Delta Theater Opportunities: Get Kids on Stage for Performing Arts Fun
By Tracy D. DeStazio
Being in a play can be a wonderful experience, especially for a shy nine-year-old or a somewhat awkward teenager. For young people in the Mississippi Delta, there are opportunities to “blossom” and discover expressive outlets through the performing arts. Many life lessons are also learned through the process of bringing a script to life on stage with a group of fellow actors.
Tim Bixler, executive director of Delta Center Stage in Greenville, sees community theater as a chance for young people to gain social skills.
“The self-confidence that so many young people develop is often life-changing,” Bixler said. “Discovering their own talents, then receiving the affirmation of audience response, is a huge confidence builder.”
The performing arts are also important for young people because they provide a way through which youth are “stretched and challenged in unconventional ways,” Steve Iwanski, program director for the Greenwood Shakespeare Project, said.
“Kids need a space to experiment, struggle, triumph and play,” Iwanski said. After all, he added, “they’re called ‘plays’ for a reason!”
Iwanski explained there are several valuable life lessons young people gain from community theater experiences, including cooperation and trust.
“Bonds of friendship are formed,” he said, “but they also have to overcome disagreements, obstacles, setbacks and fatigue.”
At the end of their summer program, youth who participate in the Greenwood Shakespeare Project perform on stage for several audiences over multiple days.
“At that point,” Iwanski continued, “you can’t do anything but rely on your fellow actors to help you make it happen.”
For teens, especially, this is a lesson they can keep forever.
“You can achieve miracles when you put aside differences and commit to a [common] goal,” Iwanski said.
Even if your child at home is a quiet, timid wallflower, Bixler is confident most kids will make considerable progress in ability to be creatively expressive in front of others.
“It is common for those who are outwardly shy to ‘hang back’ for a while, to watch and observe,” he explained, “but they almost all are watching, observing, and learning from others.” They often just need that “last little nudge” that getting up on stage provides.
For adults involved with community theater, “Our lives are filled with the blessing of experiencing this ‘flowering’ time after time,” Bixler said.
It happens differently for each child, but it almost invariably does happen, according to Bixler. “And the difference [seen in the child] is profoundly apparent.”
Children’s Community Theater Opportunities in the Delta:
Bologna Performing Arts Center at Delta State University, Cleveland: (662)846-4625
The School-Time Matinee Series provides performing arts for students in grades K through 12. This program teaches students about the content of the performance and theater procedure.
Delta Arts Alliance, Cleveland: (662)588-3342 or (662)843-3344
This organization provides arts education in the public schools, art and dance camps, after-school programs, and summer workshops.

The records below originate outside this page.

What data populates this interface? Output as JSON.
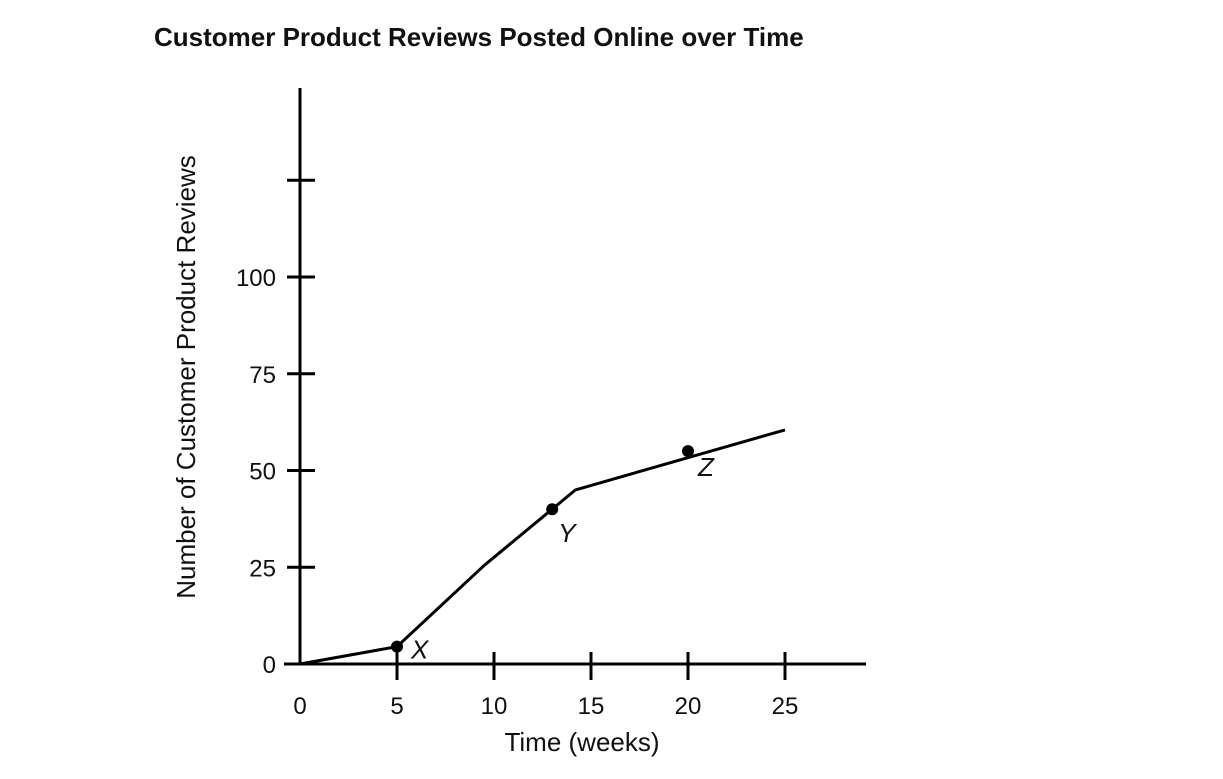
{
  "chart_data": {
    "type": "line",
    "title": "Customer Product Reviews Posted Online over Time",
    "xlabel": "Time (weeks)",
    "ylabel": "Number of Customer Product Reviews",
    "xlim": [
      0,
      29
    ],
    "ylim": [
      0,
      150
    ],
    "x_ticks": [
      0,
      5,
      10,
      15,
      20,
      25
    ],
    "y_ticks": [
      0,
      25,
      50,
      75,
      100,
      125
    ],
    "x_tick_labels": [
      "0",
      "5",
      "10",
      "15",
      "20",
      "25"
    ],
    "y_tick_labels": [
      "0",
      "25",
      "50",
      "75",
      "100",
      ""
    ],
    "grid": false,
    "series": [
      {
        "x": [
          0,
          5,
          9.5,
          14.2,
          25
        ],
        "y": [
          0,
          4.5,
          25.5,
          45,
          60.5
        ]
      }
    ],
    "points": [
      {
        "label": "X",
        "x": 5,
        "y": 4.5
      },
      {
        "label": "Y",
        "x": 13,
        "y": 40
      },
      {
        "label": "Z",
        "x": 20,
        "y": 55
      }
    ]
  }
}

Delta Center Stage, Greenville: (662)378-9849 or (662)820-5489
Provides programs for ages five and older, including production of an Annual Summer Youth Musical with a cast of more than 50 kids. It also reaches out to local school systems to make special age-appropriate performances available during school hours.
Greenville Arts Council (GAC), Greenville/Washington County: (662)332-2246
This partnership includes the Greenville Arts Council, the Washington County Public School Districts, the Delta Symphony Association, Delta Center Stage, and the Delta Children’s Museum. The GAC offers classes for students in various art forms, including a Teen Actors Studio. It also brings in outside theater companies for age-appropriate performances at local venues such as the E.E. Bass Cultural Arts Center in Greenville.
Greenwood Little Theatre, Greenwood: (662)455-2864 or (662)947-1075
The Greenwood Shakespeare Project partners with ArtPlace Mississippi and the Greenwood Little Theatre to present an annual Shakespeare Summer Camp for youth, ending with an August performance.
Mid-Delta Arts Association, Indianola: (662)887-4522 or (662)887-2175
Provides opportunities for children ages nine and older to participate in various programs and plays, most recently performed at the Brindley Theater in Indianola.
Mississippi Delta Tennessee Williams Festival, sponsored by Coahoma Community College, among others; Clarksdale: (662)624-5648 or (662)627-2571
This annual event includes a Student Drama Competition for high school students who vie for trophies and cash prizes for their school drama departments. It is judged by theater professionals who also direct acting workshops.
Vicksburg Theatre Guild, Fairy Tale Theatre, Parkside Playhouse, Vicksburg: (601)636-0471
Children can participate in main stage productions with the Vicksburg Theatre Guild all year, as most plays have parts for youth. The annual summer youth Fairy Tale Theatre is also open to kids ages seven and older.
Yazoo Arts Council, Yazoo City: (662)746-7776
The council provides arts and cultural experiences for children by bringing in outside theater groups to perform at venues such as the Yazoo Community Complex.
Tracy D. DeStazio is a freelance writer and editor living in Biloxi. She has been married to her high school sweetheart for 23 years and they have three children, one of whom loves being a member of her high school drama guild.